Dosing TB drugs in Patients Receiving Dual PIs?

Kathleen E. Squires, MD


April 05, 2000


What is the correct dosage of rifabutin to use daily or biweekly as part of the 2 months' prophylaxis for a positive PPD, when the combination ritonavir/indinavir is used as part of the treatment for HIV?

Diana Franchini, MD

Response from Kathleen E. Squires, MD

As you are aware, there is the potential for significant pharmacologic interactions between the protease inhibitors and the rifamycins due to their effect on the cytochrome P-450 isoenzymes (CYP450). Protease inhibitors are substrates that can either inhibit or induce these isoenzymes (or sometimes exhibit both properties simultaneously). The rifamycins induce CYP450 and therefore can decrease blood levels of the protease inhibitors if administered concomitantly. In turn, concomitant administration of protease inhibitors may affect the blood levels of the rifamycins. Considerable caution must be used when attempting to administer these agents together.

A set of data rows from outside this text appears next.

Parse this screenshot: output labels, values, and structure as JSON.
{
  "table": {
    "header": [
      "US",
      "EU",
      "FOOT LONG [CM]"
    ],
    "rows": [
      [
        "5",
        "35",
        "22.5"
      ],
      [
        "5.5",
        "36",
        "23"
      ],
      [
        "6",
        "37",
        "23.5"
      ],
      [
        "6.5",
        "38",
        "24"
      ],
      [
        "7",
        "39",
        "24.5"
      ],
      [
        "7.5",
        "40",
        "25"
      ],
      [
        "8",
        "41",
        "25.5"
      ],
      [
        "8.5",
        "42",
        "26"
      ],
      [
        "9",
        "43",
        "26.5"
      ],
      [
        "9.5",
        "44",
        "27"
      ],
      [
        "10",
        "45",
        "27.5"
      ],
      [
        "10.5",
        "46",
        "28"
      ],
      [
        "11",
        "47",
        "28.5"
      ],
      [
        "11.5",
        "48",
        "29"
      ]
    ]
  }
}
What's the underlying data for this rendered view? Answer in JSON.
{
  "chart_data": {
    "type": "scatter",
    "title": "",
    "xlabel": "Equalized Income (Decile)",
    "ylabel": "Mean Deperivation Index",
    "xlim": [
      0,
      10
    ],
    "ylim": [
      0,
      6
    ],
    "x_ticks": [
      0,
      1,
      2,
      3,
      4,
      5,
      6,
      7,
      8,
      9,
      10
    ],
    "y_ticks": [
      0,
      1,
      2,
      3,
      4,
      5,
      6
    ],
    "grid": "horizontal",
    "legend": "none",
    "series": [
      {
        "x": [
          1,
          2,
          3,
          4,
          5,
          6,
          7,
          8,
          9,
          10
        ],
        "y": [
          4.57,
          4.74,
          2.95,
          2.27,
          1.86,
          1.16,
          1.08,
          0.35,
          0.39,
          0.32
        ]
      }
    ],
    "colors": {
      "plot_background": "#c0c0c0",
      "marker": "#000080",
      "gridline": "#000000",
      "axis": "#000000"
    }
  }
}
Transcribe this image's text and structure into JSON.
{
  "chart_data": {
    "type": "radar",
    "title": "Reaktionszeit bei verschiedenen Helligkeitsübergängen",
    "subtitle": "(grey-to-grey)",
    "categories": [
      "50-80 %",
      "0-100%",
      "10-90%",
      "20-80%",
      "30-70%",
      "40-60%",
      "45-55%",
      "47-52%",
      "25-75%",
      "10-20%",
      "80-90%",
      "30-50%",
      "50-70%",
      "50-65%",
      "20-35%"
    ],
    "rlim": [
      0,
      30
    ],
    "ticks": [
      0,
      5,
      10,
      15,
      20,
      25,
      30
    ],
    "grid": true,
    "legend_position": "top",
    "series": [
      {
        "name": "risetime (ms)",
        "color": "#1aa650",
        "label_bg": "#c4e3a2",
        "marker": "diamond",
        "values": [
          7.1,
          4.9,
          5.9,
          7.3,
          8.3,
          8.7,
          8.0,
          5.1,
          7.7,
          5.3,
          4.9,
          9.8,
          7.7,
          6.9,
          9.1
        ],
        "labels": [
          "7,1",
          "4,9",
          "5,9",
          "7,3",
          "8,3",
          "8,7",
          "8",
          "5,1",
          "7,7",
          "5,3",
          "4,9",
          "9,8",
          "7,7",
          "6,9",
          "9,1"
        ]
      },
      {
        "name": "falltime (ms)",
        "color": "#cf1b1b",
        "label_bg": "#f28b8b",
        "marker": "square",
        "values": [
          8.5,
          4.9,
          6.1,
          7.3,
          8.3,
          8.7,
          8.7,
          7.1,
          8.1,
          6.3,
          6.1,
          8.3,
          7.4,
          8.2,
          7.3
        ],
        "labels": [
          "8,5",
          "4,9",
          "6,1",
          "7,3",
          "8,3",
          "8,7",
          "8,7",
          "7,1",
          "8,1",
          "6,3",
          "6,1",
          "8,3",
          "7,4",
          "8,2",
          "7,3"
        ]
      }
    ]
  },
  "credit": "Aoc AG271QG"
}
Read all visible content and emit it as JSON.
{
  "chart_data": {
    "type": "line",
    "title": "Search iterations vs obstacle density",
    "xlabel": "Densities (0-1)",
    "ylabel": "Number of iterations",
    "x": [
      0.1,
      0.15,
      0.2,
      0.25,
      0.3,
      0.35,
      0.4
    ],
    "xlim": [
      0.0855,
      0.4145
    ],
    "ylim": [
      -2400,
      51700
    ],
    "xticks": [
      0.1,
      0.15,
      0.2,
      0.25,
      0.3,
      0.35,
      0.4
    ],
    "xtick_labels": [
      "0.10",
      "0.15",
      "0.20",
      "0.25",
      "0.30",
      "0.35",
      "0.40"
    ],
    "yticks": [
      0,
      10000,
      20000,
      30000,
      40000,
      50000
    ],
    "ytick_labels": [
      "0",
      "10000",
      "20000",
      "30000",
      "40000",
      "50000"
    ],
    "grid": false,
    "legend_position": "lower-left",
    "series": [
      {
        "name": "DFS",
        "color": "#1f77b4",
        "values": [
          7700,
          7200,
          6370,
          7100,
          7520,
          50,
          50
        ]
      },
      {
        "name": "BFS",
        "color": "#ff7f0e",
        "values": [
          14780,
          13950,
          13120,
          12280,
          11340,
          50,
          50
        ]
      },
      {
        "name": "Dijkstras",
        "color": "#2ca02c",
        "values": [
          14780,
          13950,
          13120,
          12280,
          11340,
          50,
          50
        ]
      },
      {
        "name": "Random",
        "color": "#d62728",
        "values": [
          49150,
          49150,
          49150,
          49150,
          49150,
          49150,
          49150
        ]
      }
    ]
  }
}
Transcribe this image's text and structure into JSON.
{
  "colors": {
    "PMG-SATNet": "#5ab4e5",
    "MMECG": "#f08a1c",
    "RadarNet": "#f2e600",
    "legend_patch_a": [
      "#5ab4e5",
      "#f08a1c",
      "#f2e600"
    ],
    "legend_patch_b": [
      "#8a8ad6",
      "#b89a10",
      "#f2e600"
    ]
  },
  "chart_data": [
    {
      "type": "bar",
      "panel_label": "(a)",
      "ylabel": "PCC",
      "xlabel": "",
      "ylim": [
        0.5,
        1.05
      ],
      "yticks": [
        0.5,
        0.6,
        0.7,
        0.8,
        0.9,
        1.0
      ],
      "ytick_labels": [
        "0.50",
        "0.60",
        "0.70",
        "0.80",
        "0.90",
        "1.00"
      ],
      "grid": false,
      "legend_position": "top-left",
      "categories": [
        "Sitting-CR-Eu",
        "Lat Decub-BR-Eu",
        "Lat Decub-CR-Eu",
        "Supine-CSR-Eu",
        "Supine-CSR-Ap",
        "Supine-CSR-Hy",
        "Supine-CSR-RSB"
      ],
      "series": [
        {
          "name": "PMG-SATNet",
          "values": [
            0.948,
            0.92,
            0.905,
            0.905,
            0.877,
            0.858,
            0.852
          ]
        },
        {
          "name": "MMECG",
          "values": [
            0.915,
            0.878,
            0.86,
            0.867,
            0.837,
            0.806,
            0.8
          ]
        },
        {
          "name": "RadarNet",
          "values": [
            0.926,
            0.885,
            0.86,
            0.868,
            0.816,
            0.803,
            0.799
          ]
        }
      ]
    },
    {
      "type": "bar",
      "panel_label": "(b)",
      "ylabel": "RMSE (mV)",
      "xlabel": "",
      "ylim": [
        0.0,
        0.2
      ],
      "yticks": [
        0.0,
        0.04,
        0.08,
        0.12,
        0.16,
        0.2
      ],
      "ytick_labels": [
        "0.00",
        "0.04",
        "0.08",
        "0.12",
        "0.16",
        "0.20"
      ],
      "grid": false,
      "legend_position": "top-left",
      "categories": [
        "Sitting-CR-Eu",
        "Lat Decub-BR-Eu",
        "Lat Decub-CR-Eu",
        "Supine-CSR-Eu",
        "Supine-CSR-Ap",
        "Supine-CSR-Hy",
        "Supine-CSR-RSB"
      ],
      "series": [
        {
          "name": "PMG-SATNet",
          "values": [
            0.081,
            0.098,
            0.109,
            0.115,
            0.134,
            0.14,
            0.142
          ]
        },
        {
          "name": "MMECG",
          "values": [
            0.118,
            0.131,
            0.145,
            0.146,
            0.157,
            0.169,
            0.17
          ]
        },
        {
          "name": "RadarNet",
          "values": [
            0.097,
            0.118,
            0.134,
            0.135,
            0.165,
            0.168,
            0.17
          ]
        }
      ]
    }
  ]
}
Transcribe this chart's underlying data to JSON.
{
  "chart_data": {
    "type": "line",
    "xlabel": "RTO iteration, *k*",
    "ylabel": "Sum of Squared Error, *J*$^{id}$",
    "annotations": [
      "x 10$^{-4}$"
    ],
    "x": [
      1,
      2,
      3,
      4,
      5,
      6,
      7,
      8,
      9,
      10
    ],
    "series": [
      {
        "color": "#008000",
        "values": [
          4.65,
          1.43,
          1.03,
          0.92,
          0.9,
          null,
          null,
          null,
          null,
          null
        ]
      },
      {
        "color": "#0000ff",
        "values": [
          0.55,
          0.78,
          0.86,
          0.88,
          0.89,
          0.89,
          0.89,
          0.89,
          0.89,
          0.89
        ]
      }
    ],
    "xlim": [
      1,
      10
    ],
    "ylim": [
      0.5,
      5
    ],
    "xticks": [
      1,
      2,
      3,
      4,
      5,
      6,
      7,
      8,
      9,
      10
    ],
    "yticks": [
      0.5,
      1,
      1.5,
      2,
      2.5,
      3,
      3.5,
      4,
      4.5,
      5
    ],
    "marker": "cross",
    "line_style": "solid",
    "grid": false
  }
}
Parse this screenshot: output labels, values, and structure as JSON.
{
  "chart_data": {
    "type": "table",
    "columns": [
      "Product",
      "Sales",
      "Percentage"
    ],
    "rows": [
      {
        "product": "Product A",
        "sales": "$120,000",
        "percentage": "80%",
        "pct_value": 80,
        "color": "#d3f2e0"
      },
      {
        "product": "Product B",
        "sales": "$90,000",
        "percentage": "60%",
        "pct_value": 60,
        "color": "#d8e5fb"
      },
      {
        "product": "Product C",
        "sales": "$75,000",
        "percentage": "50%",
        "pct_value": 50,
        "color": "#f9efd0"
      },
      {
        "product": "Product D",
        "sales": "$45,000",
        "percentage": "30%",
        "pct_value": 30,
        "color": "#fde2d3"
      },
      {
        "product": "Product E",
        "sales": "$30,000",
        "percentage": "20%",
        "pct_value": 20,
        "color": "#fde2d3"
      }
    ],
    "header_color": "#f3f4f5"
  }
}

Updated recommendations have just been published that provide guidance in this area.[1] These guidelines revise previous recommendations for the appropriate use of rifampin and rifabutin in the treatment or prophylaxis of tuberculosis in patients receiving protease inhibitor-containing regimens.

Although the use of pyrazinamide and a rifamycin in 2-month regimens for prophylaxis is acknowledged, a 9-month course of isoniazid is endorsed as the preferred option in patients who are receiving protease inhibitors, because of the lack of interaction of this agent with the protease inhibitors. If you choose to use rifabutin as part of a short-course regimen, the recommended dose is 150 mg 2 or 3 times per week when administered in conjunction with a dual protease inhibitor combination containing ritonavir at doses of 100 mg to 600 mg bid. The patient will need to be monitored closely for the known toxicities associated with these agents as well as for unusual or synergistic side effects.